The base64 lowercase ID is the base64 encoding of the package ID's bytes, encoded with UTF-8. This string is guaranteed to be a 1:1 mapping with the lowercase package ID and is included for uniqueness. The HttpServerUtility.UrlTokenEncode API is used for base64 encoding.

The search filter has one of four values:

  • Default - Stable + SemVer 1.0.0
  • IncludePrerelease - Stable/Prerelease + SemVer 1.0.0
  • IncludeSemVer2 - Stable + SemVer 2.0.0
  • IncludePrereleaseAndSemVer2 - Stable/Prerelease + SemVer 2.0.0

For the package ID BaseTestPackage.SearchFilters, the Stable + 1.0.0 document key would be:

basetestpackage_searchfilters-YmFzZXRlc3RwYWNrYWdlLnNlYXJjaGZpbHRlcnM1-Default

Each document contains a variety of metadata fields originating from the latest version in the application version list as well as a field listing all versions. See the NuGet.Services.AzureSearch.SearchDocument.Full class and its inherited members for a full list of the fields.
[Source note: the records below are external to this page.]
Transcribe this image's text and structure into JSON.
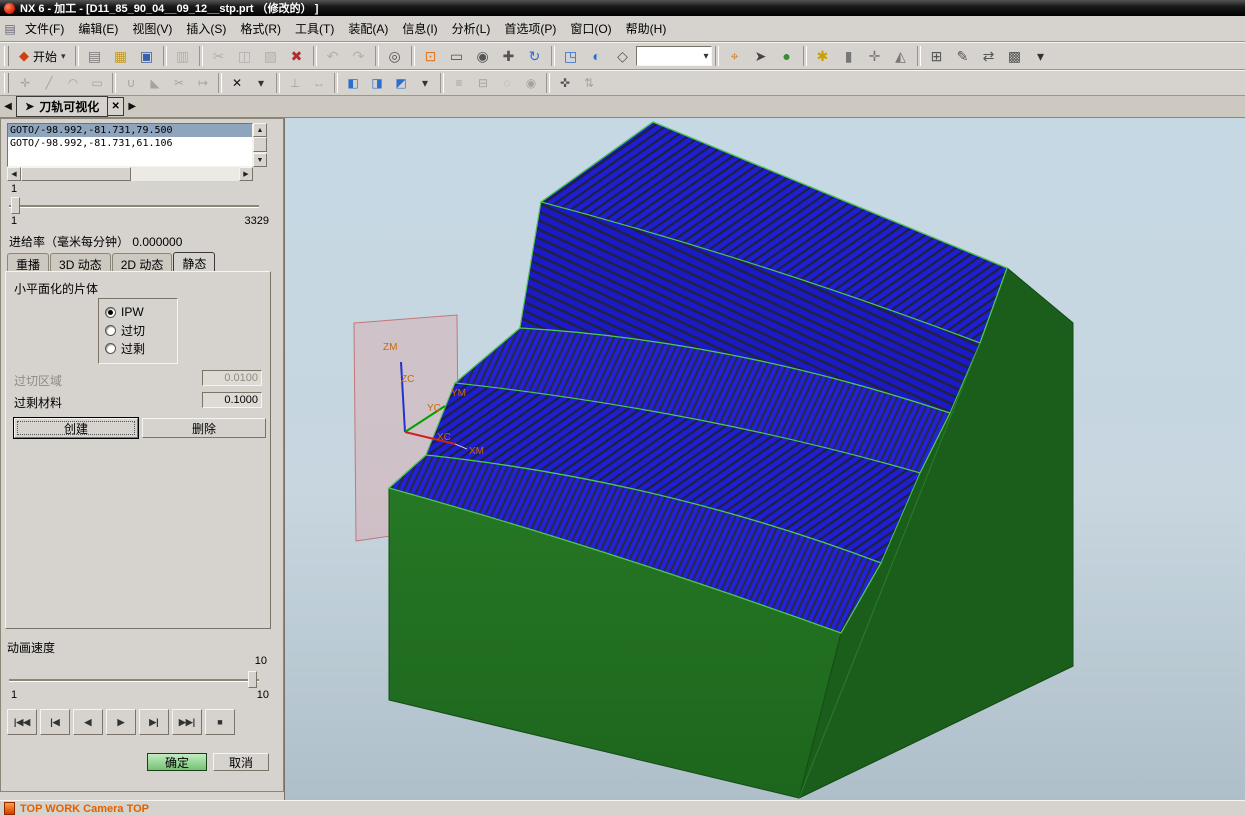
{
  "window": {
    "title": "NX 6 - 加工 - [D11_85_90_04__09_12__stp.prt （修改的） ]"
  },
  "menu": {
    "items": [
      "文件(F)",
      "编辑(E)",
      "视图(V)",
      "插入(S)",
      "格式(R)",
      "工具(T)",
      "装配(A)",
      "信息(I)",
      "分析(L)",
      "首选项(P)",
      "窗口(O)",
      "帮助(H)"
    ]
  },
  "toolbar_main": {
    "start_label": "开始",
    "icons": [
      {
        "name": "new-file-icon",
        "glyph": "▤",
        "color": "#7a7a7a"
      },
      {
        "name": "open-folder-icon",
        "glyph": "▦",
        "color": "#c89a20"
      },
      {
        "name": "save-icon",
        "glyph": "▣",
        "color": "#3a5fa8"
      },
      {
        "sep": true
      },
      {
        "name": "print-icon",
        "glyph": "▥",
        "color": "#777",
        "grayed": true
      },
      {
        "sep": true
      },
      {
        "name": "cut-icon",
        "glyph": "✂",
        "color": "#777",
        "grayed": true
      },
      {
        "name": "copy-icon",
        "glyph": "◫",
        "color": "#777",
        "grayed": true
      },
      {
        "name": "paste-icon",
        "glyph": "▨",
        "color": "#777",
        "grayed": true
      },
      {
        "name": "delete-icon",
        "glyph": "✖",
        "color": "#b03030"
      },
      {
        "sep": true
      },
      {
        "name": "undo-icon",
        "glyph": "↶",
        "color": "#777",
        "grayed": true
      },
      {
        "name": "redo-icon",
        "glyph": "↷",
        "color": "#777",
        "grayed": true
      },
      {
        "sep": true
      },
      {
        "name": "command-finder-icon",
        "glyph": "◎",
        "color": "#555"
      },
      {
        "sep": true
      },
      {
        "name": "fit-view-icon",
        "glyph": "⊡",
        "color": "#e07820"
      },
      {
        "name": "zoom-window-icon",
        "glyph": "▭",
        "color": "#555"
      },
      {
        "name": "zoom-icon",
        "glyph": "◉",
        "color": "#555"
      },
      {
        "name": "pan-icon",
        "glyph": "✚",
        "color": "#555"
      },
      {
        "name": "rotate-view-icon",
        "glyph": "↻",
        "color": "#2a6fd0"
      },
      {
        "sep": true
      },
      {
        "name": "trimetric-view-icon",
        "glyph": "◳",
        "color": "#2a6fd0"
      },
      {
        "name": "shaded-view-icon",
        "glyph": "◐",
        "color": "#2a6fd0"
      },
      {
        "name": "wireframe-view-icon",
        "glyph": "◇",
        "color": "#555"
      },
      {
        "name": "render-style-combo",
        "glyph": "▾",
        "combo": true
      },
      {
        "sep": true
      },
      {
        "name": "snap-point-icon",
        "glyph": "⌖",
        "color": "#d08020"
      },
      {
        "name": "selection-filter-icon",
        "glyph": "➤",
        "color": "#444"
      },
      {
        "name": "work-layer-icon",
        "glyph": "●",
        "color": "#3a8a3a"
      },
      {
        "sep": true
      },
      {
        "name": "key-icon",
        "glyph": "✱",
        "color": "#c8a000"
      },
      {
        "name": "lock-icon",
        "glyph": "▮",
        "color": "#777"
      },
      {
        "name": "measure-icon",
        "glyph": "✛",
        "color": "#777"
      },
      {
        "name": "analysis-icon",
        "glyph": "◭",
        "color": "#777"
      },
      {
        "sep": true
      },
      {
        "name": "datum-icon",
        "glyph": "⊞",
        "color": "#555"
      },
      {
        "name": "sketch-icon",
        "glyph": "✎",
        "color": "#555"
      },
      {
        "name": "move-icon",
        "glyph": "⇄",
        "color": "#555"
      },
      {
        "name": "pattern-icon",
        "glyph": "▩",
        "color": "#555"
      },
      {
        "name": "more-dropdown-icon",
        "glyph": "▾",
        "color": "#333"
      }
    ]
  },
  "toolbar_second": {
    "icons": [
      {
        "name": "point-icon",
        "glyph": "✛",
        "color": "#555",
        "grayed": true
      },
      {
        "name": "line-icon",
        "glyph": "╱",
        "color": "#555",
        "grayed": true
      },
      {
        "name": "arc-icon",
        "glyph": "◠",
        "color": "#555",
        "grayed": true
      },
      {
        "name": "rect-icon",
        "glyph": "▭",
        "color": "#555",
        "grayed": true
      },
      {
        "sep": true
      },
      {
        "name": "fillet-icon",
        "glyph": "∪",
        "color": "#555",
        "grayed": true
      },
      {
        "name": "chamfer-icon",
        "glyph": "◣",
        "color": "#555",
        "grayed": true
      },
      {
        "name": "trim-icon",
        "glyph": "✂",
        "color": "#555",
        "grayed": true
      },
      {
        "name": "extend-icon",
        "glyph": "↦",
        "color": "#555",
        "grayed": true
      },
      {
        "sep": true
      },
      {
        "name": "delete-small-icon",
        "glyph": "✕",
        "color": "#111"
      },
      {
        "name": "delete-dropdown-icon",
        "glyph": "▾",
        "color": "#333"
      },
      {
        "sep": true
      },
      {
        "name": "constraint-icon",
        "glyph": "⊥",
        "color": "#555",
        "grayed": true
      },
      {
        "name": "dimension-icon",
        "glyph": "↔",
        "color": "#555",
        "grayed": true
      },
      {
        "sep": true
      },
      {
        "name": "view-cube-front-icon",
        "glyph": "◧",
        "color": "#2a6fd0"
      },
      {
        "name": "view-cube-top-icon",
        "glyph": "◨",
        "color": "#2a6fd0"
      },
      {
        "name": "view-cube-iso-icon",
        "glyph": "◩",
        "color": "#2a6fd0"
      },
      {
        "name": "view-dropdown-icon",
        "glyph": "▾",
        "color": "#333"
      },
      {
        "sep": true
      },
      {
        "name": "layer-icon",
        "glyph": "≡",
        "color": "#555",
        "grayed": true
      },
      {
        "name": "group-icon",
        "glyph": "⊟",
        "color": "#555",
        "grayed": true
      },
      {
        "name": "hide-icon",
        "glyph": "◌",
        "color": "#555",
        "grayed": true
      },
      {
        "name": "show-icon",
        "glyph": "◉",
        "color": "#555",
        "grayed": true
      },
      {
        "sep": true
      },
      {
        "name": "wcs-icon",
        "glyph": "✜",
        "color": "#555"
      },
      {
        "name": "transform-icon",
        "glyph": "⇅",
        "color": "#555",
        "grayed": true
      }
    ]
  },
  "doc_tab": {
    "label": "刀轨可视化",
    "icon_glyph": "➤",
    "close_glyph": "✕",
    "prev_glyph": "◀",
    "next_glyph": "▶"
  },
  "dialog": {
    "goto_lines": [
      {
        "text": "GOTO/-98.992,-81.731,79.500",
        "selected": true
      },
      {
        "text": "GOTO/-98.992,-81.731,61.106",
        "selected": false
      }
    ],
    "scroll": {
      "up": "▲",
      "down": "▼",
      "left": "◀",
      "right": "▶"
    },
    "motion": {
      "current": "1",
      "min": "1",
      "max": "3329"
    },
    "feedrate_label": "进给率（毫米每分钟） 0.000000",
    "tabs": [
      "重播",
      "3D 动态",
      "2D 动态",
      "静态"
    ],
    "active_tab": "静态",
    "facet_section_label": "小平面化的片体",
    "radio_options": [
      "IPW",
      "过切",
      "过剩"
    ],
    "radio_selected": "IPW",
    "overcut_area": {
      "label": "过切区域",
      "value": "0.0100",
      "enabled": false
    },
    "excess_material": {
      "label": "过剩材料",
      "value": "0.1000",
      "enabled": true
    },
    "create_label": "创建",
    "delete_label": "删除",
    "anim_speed": {
      "label": "动画速度",
      "current": "10",
      "min": "1",
      "max": "10"
    },
    "playback": [
      "|◀◀",
      "|◀",
      "◀",
      "▶",
      "▶|",
      "▶▶|",
      "■"
    ],
    "ok_label": "确定",
    "cancel_label": "取消"
  },
  "viewport": {
    "axes": {
      "zm": "ZM",
      "zc": "ZC",
      "ym": "YM",
      "yc": "YC",
      "xc": "XC",
      "xm": "XM"
    }
  },
  "status_bar": {
    "text": "TOP WORK Camera TOP"
  },
  "colors": {
    "toolpath_blue": "#1e1ed2",
    "model_green_front": "#2b7f2b",
    "model_green_side": "#1b5e1b",
    "edge_green": "#4cc84c",
    "axis_label_orange": "#cc6a00",
    "ok_button_green": "#8fd08f",
    "viewport_top": "#c5d8e4",
    "viewport_bottom": "#afbfc9"
  }
}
Unlisted package versions do not appear in the search index at all.

Hijack index

The hijack index is used by the gallery to fulfill specific metadata lookup operations. For example, if a customer is looking for metadata about all versions of the package ID Newtonsoft.Json, in certain cases the gallery will query the search service for this metadata and the search service will use the hijack index to fetch the data.

This index has one document for every version of every package ID, whether it is unlisted or not. The search service uses this index to find all versions of a package via the ignoreFilter=true parameter including,

The documents in the hijack index are identified (via the key property) by a unique string with the following format:

{sanitized ID/version}-{base64 ID/version}

The sanitized ID/version removes all characters from the {lowercase package ID}/{lowercase, normalized version} that are not acceptable for Azure Search document keys, like dots and non-ASCII word characters (like Chinese characters). This component of the document key is included for readability purposes only.

The base64 ID/version is the base64 encoding of the previously mentioned concatenation of ID and version, encoded with UTF-8. This string is guaranteed to be a 1:1 mapping with the lowercase package ID and version and is included for uniqueness. The HttpServerUtility.UrlTokenEncode API is used for base64 encoding.

For the package ID BaseTestPackage.SearchFilters and version 1.3.0+metadata, the document key would be:

basetestpackage_searchfilters_1_3_0-YmFzZXRlc3RwYWNrYWdlLnNlYXJjaGZpbHRlcnMvMS4zLjA1

Each document contains a variety of metadata fields originating from the latest version in the application version list as well as a field listing all versions. See the NuGet.Services.AzureSearch.HijackDocument.Full class and its inherited members for a full list of the fields.